The benefit of this approach is the you can use the same Hive table if you had multiple files in your table and you wanted the ability to query all files from that table (or its partition) in a few queries and a subset of the files in other queries. You could make use of the INPUT__FILE__NAME virtual column to achieve that. As an example: if a partition in your HDFS directory /user/hive/warehouse/web_logs/ looked like:

/user/hive/warehouse/web_logs/dt=2012-06-30/
   /user/hive/warehouse/web_logs/dt=2012-06-30/00.log
   /user/hive/warehouse/web_logs/dt=2012-06-30/01.log
   .
   .
   .
   /user/hive/warehouse/web_logs/dt=2012-06-30/23.log

Let's say your table definition looked like:

CREATE EXTERNAL TABLE IF NOT EXISTS web_logs_table (col1 STRING)
PARTITIONED BY (dt STRING)
LOCATION '/user/hive/warehouse/web_logs';

After adding the appropriate partitions, you could query all logs in the partition using a query like:

SELECT
   *
FROM
   web_logs_table w
WHERE
   dt='2012-06-30';

However, if you only cared about the logs from the first hour of the day, you could query the logs for the first hour using a query like:

SELECT
   *
FROM
   web_logs_table w
WHERE 
   dt ='2012-06-30'
   AND INPUT__FILE__NAME='00.log';

Another similar use case could be a directory that contains web logs from different domains and various queries need to analyze logs on different sets of domains. The queries can filter out domains using the INPUT__FILE__NAME virtual column.
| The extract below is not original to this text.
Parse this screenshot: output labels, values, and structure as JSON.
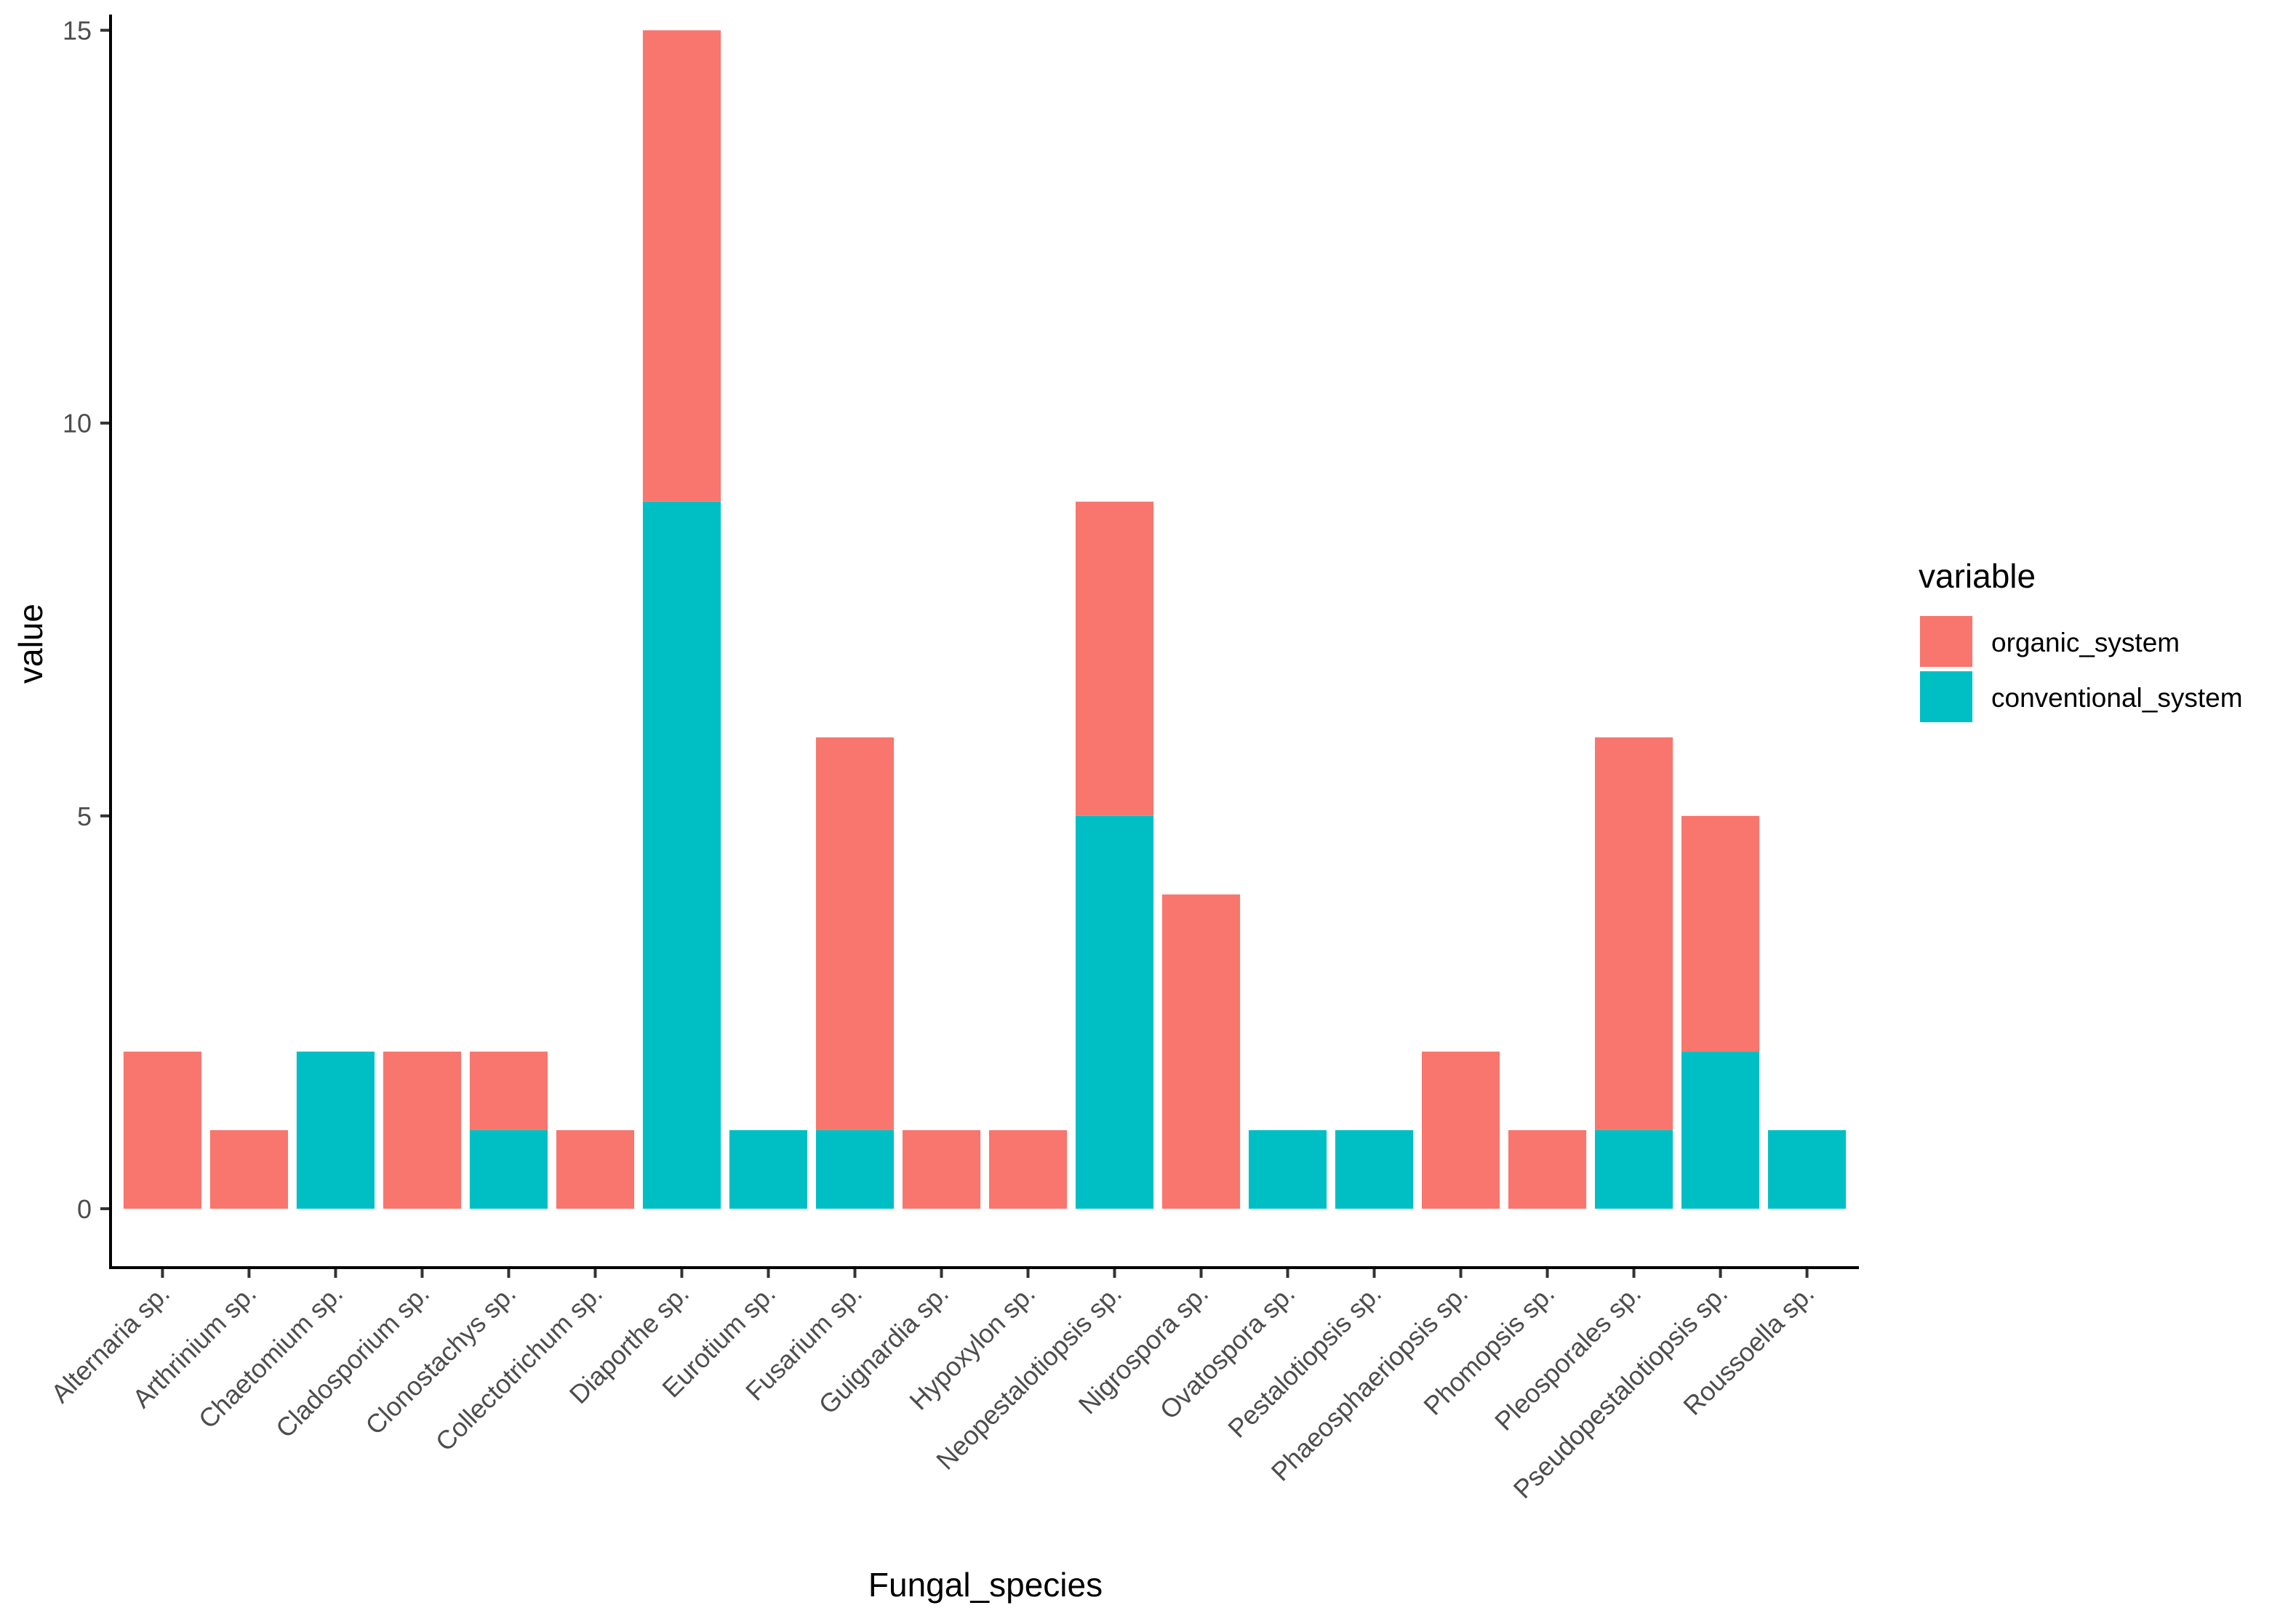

In both the above use-cases, having a sub partition for hour or domain would solve the problem as well, without having to use the virtual column. However, there might exist some design trade-offs that require you to not create sub-partitions. In that case, arguably, using INPUT__FILE__NAME virtual column is your best bet.

Deciding between the 2 options:

It really depends on your use case. If you would never care about the files are you are trying to exclude from the Hive table, using Option 2 is probably an overkill and you should fix up the directory structure and create a Hive table on top of the directory containing files that you care about.

If the files you are presently excluding follow the same format as the other files (so they can all be part of the same Hive table) and you could see yourself writing a query that would analyze all the data in the directory, then go with Option 2.